Never had much luck with hot water, it caused flash rusting. Best thing I've used is a little Ballistol oil mixed with water. Any moister left in the gun evaporates and leaves a film of oil. Haven't had a problem yet. A lot of times I'll dry the water with a hair dryer, but not always. Just remeber, black powder residue is not much more than sute, mainly charcoal residue. It looks dirty, but easily cleans up. In fact I can go to a clean patch faster with black powder than I can with any smokless powder I 've tried.
It's a matter of choice, but I'm not a fan of the Remingtons, mainly due to there grip shape, they just don't feel rite or point naturaly as the colts to me. Also they foul the cylinder up a lot quiker, are somewhat more difficult to clean(not enought to stop me from shooting one) and most shoot just as high. The colts for the most part were sight in at 75 yards, so aim for his belly button to hit him in the chest.
There's nothing wrong with a third model dragoon, if you like big, powerful and cumbersome(I do and regulary shoot a pair of walkers). I would normaly recomend, in the colt family, an 1860 army 44 or 36 1851 or 61' navy. I stayed away from the navies for a long time because I didn't think much of the small 36 ball, but when I finaly got one I fell in love. Forget the sights, it ballances so perfect that you don't realy need them and it's perfect for instinctive shooting.

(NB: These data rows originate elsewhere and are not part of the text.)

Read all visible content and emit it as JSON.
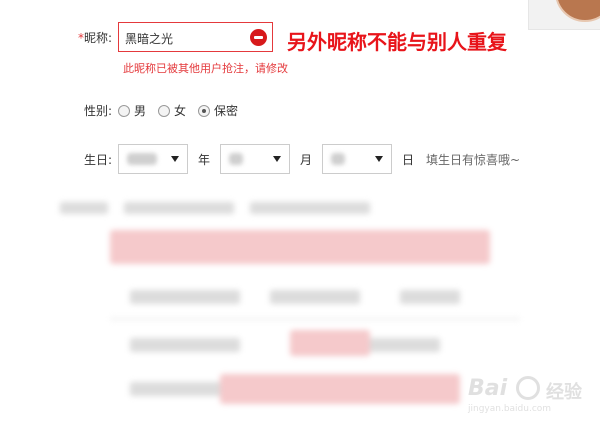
{
  "nickname": {
    "label_required": "*",
    "label": "昵称:",
    "value": "黑暗之光",
    "error_message": "此昵称已被其他用户抢注，请修改",
    "annotation": "另外昵称不能与别人重复"
  },
  "gender": {
    "label": "性别:",
    "options": [
      {
        "label": "男",
        "checked": false
      },
      {
        "label": "女",
        "checked": false
      },
      {
        "label": "保密",
        "checked": true
      }
    ]
  },
  "birthday": {
    "label": "生日:",
    "year_unit": "年",
    "month_unit": "月",
    "day_unit": "日",
    "hint": "填生日有惊喜哦~"
  },
  "watermark": {
    "brand": "Bai",
    "brand_cn": "经验",
    "url": "jingyan.baidu.com"
  },
  "colors": {
    "error": "#e4393c",
    "annotation": "#e8141a"
  },
  "icons": [
    "error-minus-icon",
    "dropdown-arrow-icon",
    "radio-icon"
  ]
}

The Thrid modle dragoon is the last evolution of the dragoons, so you shouldn't have any mechanicle dificulities, other than being big and cumbersome. If you like big guns go for it. They are a blast.
03-19-2006, 10:29 AM
Nothing like a Dragoon or Walker to get the impression of what it's like to fire a cannon by hand. But, the first BP gun should definately be one of the smaller frame/caliber guns, with the exact model to be gased on what fits in your hand comfortably. Once you get the feel for loading and shooting it, then by all means get thee to one of the big boys and have, so to speak, a ball.
BTW, I have a Uberti BP Colt 1873 Cattleman SA in 44 cal that I shot for the first time last week. It absolutely shoots low; the groups were consistently 6 - 7 inches low at 7 yards! Will work the front sight later this summer to see what it takes to fix it.